Cuando se subieron al coche después de realizar la misión, creían que a las cuatro ya estaría cada uno en su casa y Dios en la de todos. Al final, acaban llegando los dos a casa de Paco cuando pasan cinco minutos de las cinco y media. Por si eso fuera poco, aún les queda decidir qué hacer con el coche de Sebas.

–Yo creo que lo mejor es quemarlo y que mañana denuncies la desaparición.
–¡No me jodas, Paco! Me quedaría sin coche y, además, nos situaría cerca de la zona del asesinato.
–Pues tú me dirás qué hacemos.

El cansancio empieza a imponerse a la adrenalina y los ánimos cada vez están más crispados. La verdad es que no hay una solución fácil a su problema. Lo ideal sería recuperar el coche, pero para eso necesitan remolcarlo hasta un taller. El problema es que no saben si alguien habrá visto el vehículo.

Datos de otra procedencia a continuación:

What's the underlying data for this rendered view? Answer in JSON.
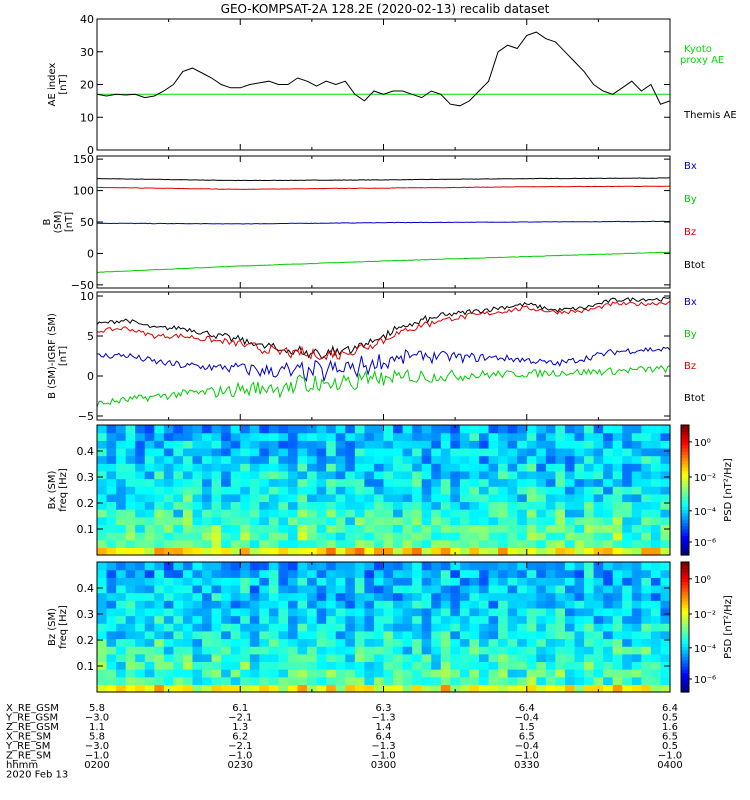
{
  "title": "GEO-KOMPSAT-2A 128.2E (2020-02-13) recalib dataset",
  "colors": {
    "black": "#000000",
    "red": "#e00000",
    "blue": "#0000c8",
    "green": "#00cc00",
    "kyoto": "#00dd00",
    "frame": "#000000"
  },
  "chart_data": [
    {
      "type": "line",
      "ylabel": [
        "AE index",
        "[nT]"
      ],
      "ylim": [
        0,
        40
      ],
      "yticks": [
        0,
        10,
        20,
        30,
        40
      ],
      "legend": [
        {
          "text": "Kyoto",
          "color": "#00dd00"
        },
        {
          "text": "proxy AE",
          "color": "#00dd00"
        },
        {
          "text": "Themis AE",
          "color": "#000000"
        }
      ],
      "series": [
        {
          "name": "Kyoto proxy AE",
          "color": "#00dd00",
          "x": [
            0,
            120
          ],
          "y": [
            17,
            17
          ]
        },
        {
          "name": "Themis AE",
          "color": "#000000",
          "x": [
            0,
            2,
            4,
            6,
            8,
            10,
            12,
            14,
            16,
            18,
            20,
            22,
            24,
            26,
            28,
            30,
            32,
            34,
            36,
            38,
            40,
            42,
            44,
            46,
            48,
            50,
            52,
            54,
            56,
            58,
            60,
            62,
            64,
            66,
            68,
            70,
            72,
            74,
            76,
            78,
            80,
            82,
            84,
            86,
            88,
            90,
            92,
            94,
            96,
            98,
            100,
            102,
            104,
            106,
            108,
            110,
            112,
            114,
            116,
            118,
            120
          ],
          "y": [
            17,
            16.5,
            17,
            16.8,
            17,
            16,
            16.5,
            18,
            20,
            24,
            25,
            23.5,
            22,
            20,
            19,
            19,
            20,
            20.5,
            21,
            20,
            20,
            22,
            21,
            19.5,
            21,
            20,
            21,
            17,
            15,
            18,
            17,
            18,
            18,
            17,
            16,
            18,
            17,
            14,
            13.5,
            15,
            18,
            21,
            30,
            32,
            31,
            35,
            36,
            34,
            33,
            30,
            27,
            24,
            20,
            18,
            17,
            19,
            21,
            18,
            20,
            14,
            15
          ]
        }
      ]
    },
    {
      "type": "line",
      "ylabel": [
        "B",
        "(SM)",
        "[nT]"
      ],
      "ylim": [
        -55,
        155
      ],
      "yticks": [
        -50,
        0,
        50,
        100,
        150
      ],
      "legend": [
        {
          "text": "Bx",
          "color": "#0000c8"
        },
        {
          "text": "By",
          "color": "#00cc00"
        },
        {
          "text": "Bz",
          "color": "#e00000"
        },
        {
          "text": "Btot",
          "color": "#000000"
        }
      ],
      "series": [
        {
          "name": "Btot",
          "color": "#000000",
          "x": [
            0,
            30,
            60,
            90,
            120
          ],
          "y": [
            119,
            116,
            117,
            119,
            120
          ]
        },
        {
          "name": "Bz",
          "color": "#e00000",
          "x": [
            0,
            30,
            60,
            90,
            120
          ],
          "y": [
            105,
            102,
            104,
            106,
            107
          ]
        },
        {
          "name": "Bx",
          "color": "#0000c8",
          "x": [
            0,
            30,
            60,
            90,
            120
          ],
          "y": [
            48,
            47,
            49,
            50,
            51
          ]
        },
        {
          "name": "By",
          "color": "#00cc00",
          "x": [
            0,
            30,
            60,
            90,
            120
          ],
          "y": [
            -30,
            -20,
            -12,
            -5,
            2
          ]
        }
      ]
    },
    {
      "type": "line",
      "ylabel": [
        "B (SM)-IGRF (SM)",
        "[nT]"
      ],
      "ylim": [
        -5.5,
        10.5
      ],
      "yticks": [
        -5,
        0,
        5,
        10
      ],
      "legend": [
        {
          "text": "Bx",
          "color": "#0000c8"
        },
        {
          "text": "By",
          "color": "#00cc00"
        },
        {
          "text": "Bz",
          "color": "#e00000"
        },
        {
          "text": "Btot",
          "color": "#000000"
        }
      ],
      "series": [
        {
          "name": "Btot",
          "color": "#000000",
          "x": [
            0,
            6,
            12,
            18,
            24,
            30,
            36,
            42,
            48,
            54,
            60,
            66,
            72,
            78,
            84,
            90,
            96,
            102,
            108,
            114,
            120
          ],
          "y": [
            6.5,
            7,
            6,
            6,
            5.2,
            4.5,
            3.6,
            3,
            2.8,
            3.5,
            5,
            6.5,
            7.5,
            8,
            8.5,
            9,
            8.2,
            8.5,
            9.5,
            9.6,
            9.6
          ]
        },
        {
          "name": "Bz",
          "color": "#e00000",
          "x": [
            0,
            6,
            12,
            18,
            24,
            30,
            36,
            42,
            48,
            54,
            60,
            66,
            72,
            78,
            84,
            90,
            96,
            102,
            108,
            114,
            120
          ],
          "y": [
            5.6,
            6,
            5,
            5,
            4.5,
            4,
            3.2,
            2.8,
            2.5,
            3.2,
            4.6,
            6,
            7,
            7.5,
            8,
            8.5,
            8,
            8.1,
            9,
            9,
            9.2
          ]
        },
        {
          "name": "Bx",
          "color": "#0000c8",
          "x": [
            0,
            6,
            12,
            18,
            24,
            30,
            36,
            42,
            48,
            54,
            60,
            66,
            72,
            78,
            84,
            90,
            96,
            102,
            108,
            114,
            120
          ],
          "y": [
            2.5,
            2.6,
            1.8,
            1.3,
            1.1,
            1,
            0.6,
            0.5,
            0.6,
            1,
            1.8,
            2.5,
            2.5,
            2.3,
            2.3,
            2,
            1.5,
            2.2,
            3,
            3.3,
            3.3
          ]
        },
        {
          "name": "By",
          "color": "#00cc00",
          "x": [
            0,
            6,
            12,
            18,
            24,
            30,
            36,
            42,
            48,
            54,
            60,
            66,
            72,
            78,
            84,
            90,
            96,
            102,
            108,
            114,
            120
          ],
          "y": [
            -3.5,
            -3,
            -2.6,
            -2.2,
            -2,
            -1.7,
            -1.5,
            -1.2,
            -1,
            -0.7,
            -0.4,
            -0.1,
            0,
            0.1,
            0.2,
            0.3,
            0.4,
            0.5,
            0.6,
            0.8,
            0.9
          ]
        }
      ]
    },
    {
      "type": "heatmap",
      "ylabel": [
        "Bx (SM)",
        "freq [Hz]"
      ],
      "ylim": [
        0,
        0.5
      ],
      "yticks": [
        0.1,
        0.2,
        0.3,
        0.4
      ],
      "colorbar": {
        "label": "PSD [nT²/Hz]",
        "ticks": [
          "10⁰",
          "10⁻²",
          "10⁻⁴",
          "10⁻⁶"
        ],
        "range_log10": [
          -7,
          1
        ]
      },
      "rows_log10_psd": [
        -3.2,
        -3.4,
        -3.5,
        -3.6,
        -3.8,
        -3.9,
        -4,
        -4.1,
        -4.2,
        -4.3,
        -4.3,
        -4.4,
        -4.5,
        -4.5,
        -4.6,
        -4.6,
        -4.7
      ]
    },
    {
      "type": "heatmap",
      "ylabel": [
        "Bz (SM)",
        "freq [Hz]"
      ],
      "ylim": [
        0,
        0.5
      ],
      "yticks": [
        0.1,
        0.2,
        0.3,
        0.4
      ],
      "colorbar": {
        "label": "PSD [nT²/Hz]",
        "ticks": [
          "10⁰",
          "10⁻²",
          "10⁻⁴",
          "10⁻⁶"
        ],
        "range_log10": [
          -7,
          1
        ]
      },
      "rows_log10_psd": [
        -3.4,
        -3.6,
        -3.7,
        -3.8,
        -3.9,
        -4,
        -4.1,
        -4.2,
        -4.3,
        -4.3,
        -4.4,
        -4.5,
        -4.5,
        -4.6,
        -4.6,
        -4.7,
        -4.7
      ]
    }
  ],
  "ephemeris": {
    "row_labels": [
      "X_RE_GSM",
      "Y_RE_GSM",
      "Z_RE_GSM",
      "X_RE_SM",
      "Y_RE_SM",
      "Z_RE_SM",
      "hhmm"
    ],
    "date": "2020 Feb 13",
    "columns": [
      {
        "x": 0,
        "values": [
          "5.8",
          "−3.0",
          "1.1",
          "5.8",
          "−3.0",
          "−1.0",
          "0200"
        ]
      },
      {
        "x": 30,
        "values": [
          "6.1",
          "−2.1",
          "1.3",
          "6.2",
          "−2.1",
          "−1.0",
          "0230"
        ]
      },
      {
        "x": 60,
        "values": [
          "6.3",
          "−1.3",
          "1.4",
          "6.4",
          "−1.3",
          "−1.0",
          "0300"
        ]
      },
      {
        "x": 90,
        "values": [
          "6.4",
          "−0.4",
          "1.5",
          "6.5",
          "−0.4",
          "−1.0",
          "0330"
        ]
      },
      {
        "x": 120,
        "values": [
          "6.4",
          "0.5",
          "1.6",
          "6.5",
          "0.5",
          "−1.0",
          "0400"
        ]
      }
    ]
  }
}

No se atreven a relajarse por miedo a quedarse fritos y empeorar la situación. En lugar de eso, llaman a un amigo que trabaja en un taller mecánico y le convencen para que les eche una mano. Eso sí, tendrán que esperar un poco más. Aprovechan el tiempo muerto para asearse, comer algo improvisado y cambiarse de ropa.

A eso de las seis y media, se presenta por fin el colega con una grúa de asistencia y les lleva hasta el lugar donde han dejado el coche. Parece que nadie ha pasado por ahí desde que ellos se fueron. Enganchan el coche y lo remolcan hasta el taller de su compinche improvisado, que les cobrará una cantidad bastante abultada por el servicio de grúa de emergencia y por una chapa y pintura adicional, por si las moscas.

A las ocho de la mañana por fin pueden dar el trabajo por finalizado y se despiden para irse a dormir, que falta les hace. Por la tarde se encargarán de ir a cobrar el último pago del que se ha convertido en el trabajo más accidentado de su carrera delincuencial. O eso creen.

Sebas iba por el segundo sueño cuando un estruendo le despierta de repente. Golpes y ruidos en el rellano de su casa. Cuando logra desperezarse lo suficiente para empezar a procesar los estímulos del mundo exterior que llegan a su cerebro, la policía ya ha tirado abajo la puerta de su apartamento y ha llegado a su dormitorio. Lo reducen violentamente, le esposan y se lo llevan en calzoncillos a un coche patrulla. Paco recibe la visita del brazo armado de la ley un par de horas más tarde. El resultado es parecido, pero al menos a él le han pillado vestido.

Al reconstruir los hechos de la noche anterior, descubren que en el proceso de intentar cambiar la rueda pinchada, a Sebas se le cayó la cartera. A partir de ahí, las fuerzas del orden tardaron muy poco tiempo en atar cabos y tirar del hilo. Si a eso le sumamos la colaboración de cierto operario de un taller mecánico, el resultado es que Paco y Sebas se enfrentan a una acusación de asesinato que podría acabar en una condena de 30 años de cárcel.

Por cosas como estas es importante hacer la revisión del vehículo cuando toca y asegurarse de llevar siempre una rueda de repuesto.